All of your relationships fall into two loosely-defined buckets, strong ties and weak ties:

  1. Strong ties. Your strong ties are your family, close friends, and close professional colleagues. They are long term and high reciprocity; you help them and they help you.
  2. Weak ties. Your weak ties are usually short term and instrumental; you interact with them for a specific purpose. These ties often end when the relationship has served its purpose. You may not interact with these ties regularly, but they are important for giving you access to remote information and opportunities. The manager of your corporate mailroom is likely a weak tie to you. You interact with her only because you need something from her (e.g., you need your package weighed).

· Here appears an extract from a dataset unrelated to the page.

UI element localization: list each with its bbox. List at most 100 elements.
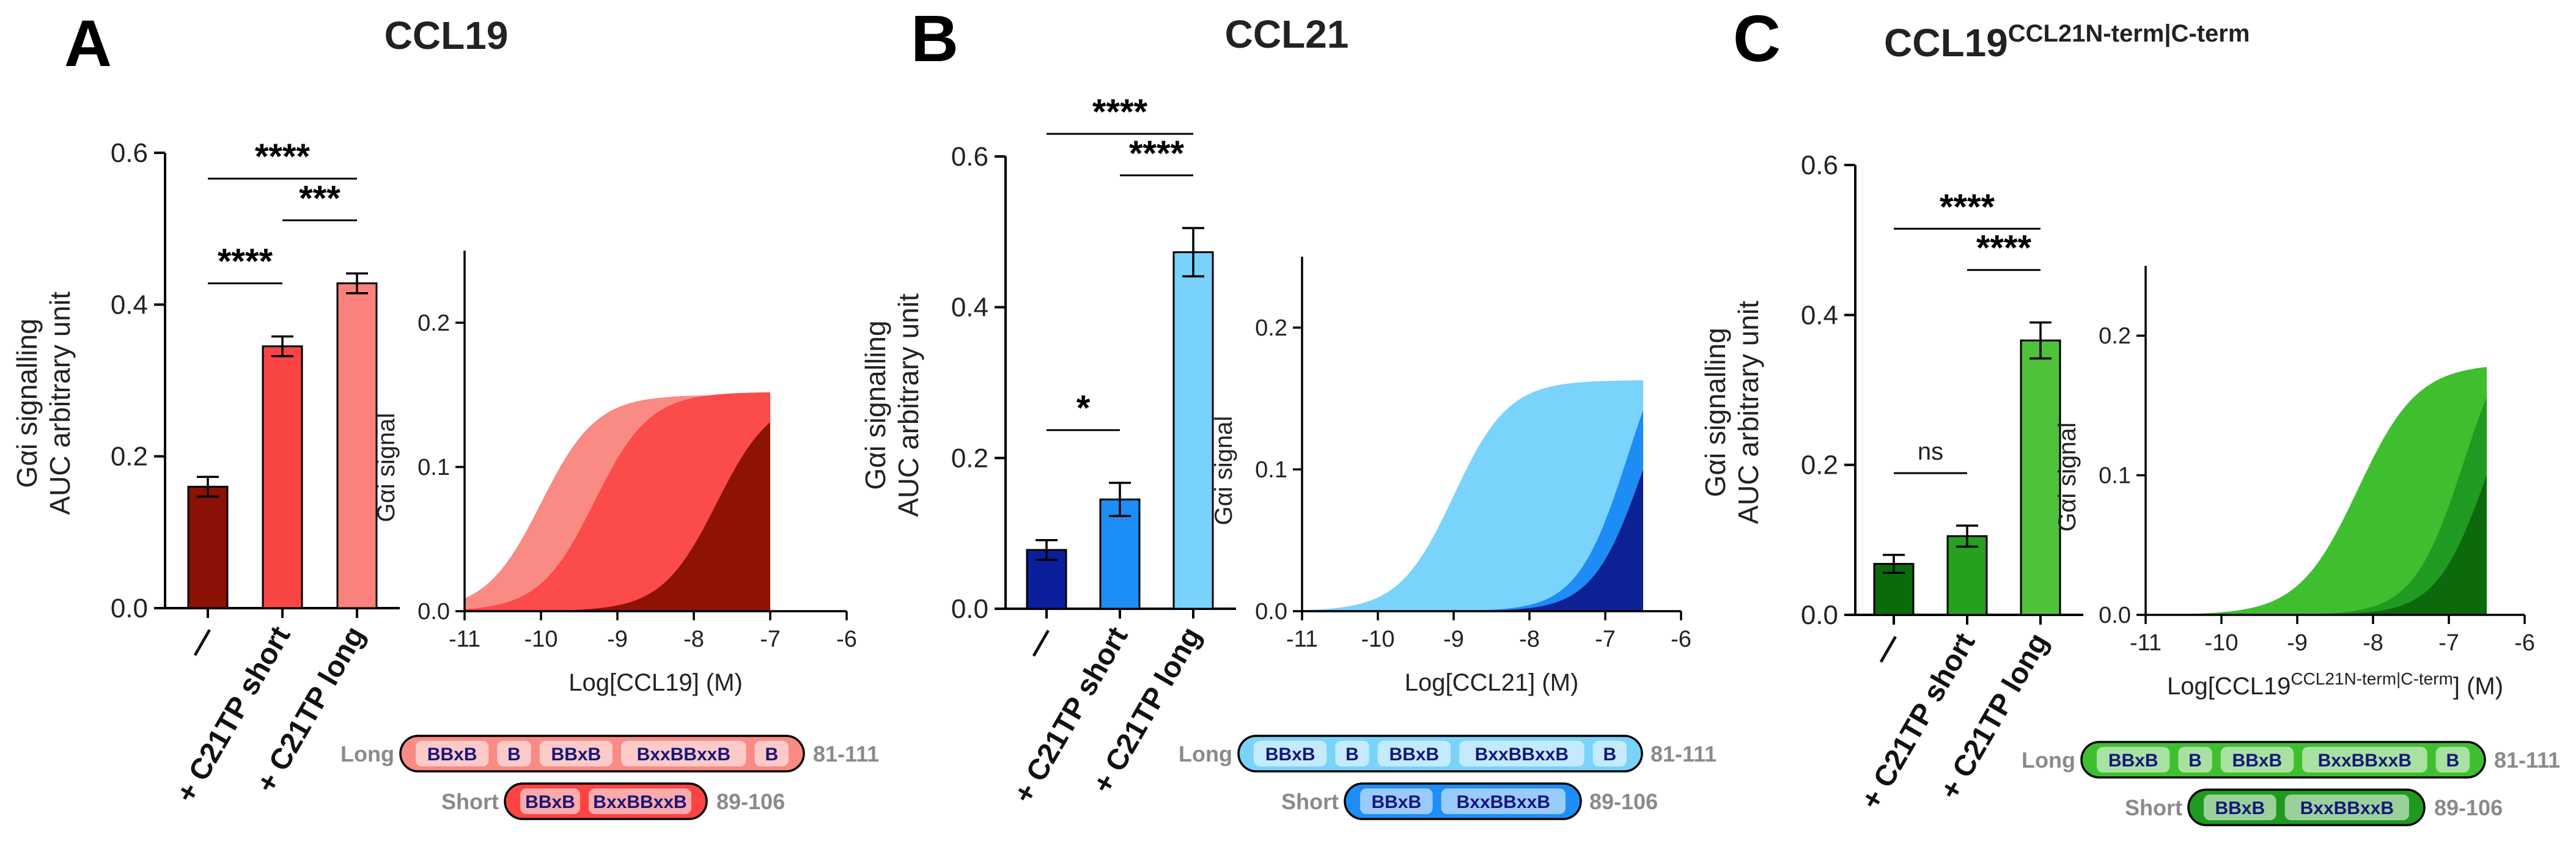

Everyone else in the world falls into two other buckets:

  1. Latent ties: Ties with people with whom you have no relationship today, but with whom it would be relatively easy to start relationships. If you graduated from Princeton in 1992, and you see that Winthrop Smithers (Princeton 1993) just got a job in your industry, he is a latent tie. You can easily approach him; you have people and a subculture in common. Anyone two degrees away from you (a friend of a friend) is also a latent tie.
  2. Strangers: As American humorist Will Rogers said, “A stranger is just a friend I haven’t met yet.”

Whether someone is a latent tie depends on three factors:

  1. How densely interconnected is the common network? In other words, do you know people in common? Because the Princeton graduate does not want to look unfriendly to your mutual friends, he is inclined to be responsive.
  2. How exclusive is your common network? The harder a club is to enter, the more tightly bound the members will be.
  3. Are you of a similar status? If you are a partner at a law firm, a partner at a similarly prestigious bank is likely to see you as a peer and be responsive.

According to anthropologist Robin Dunbar, the human brain is hard wired to handle a maximum of approximately 150 active social connections.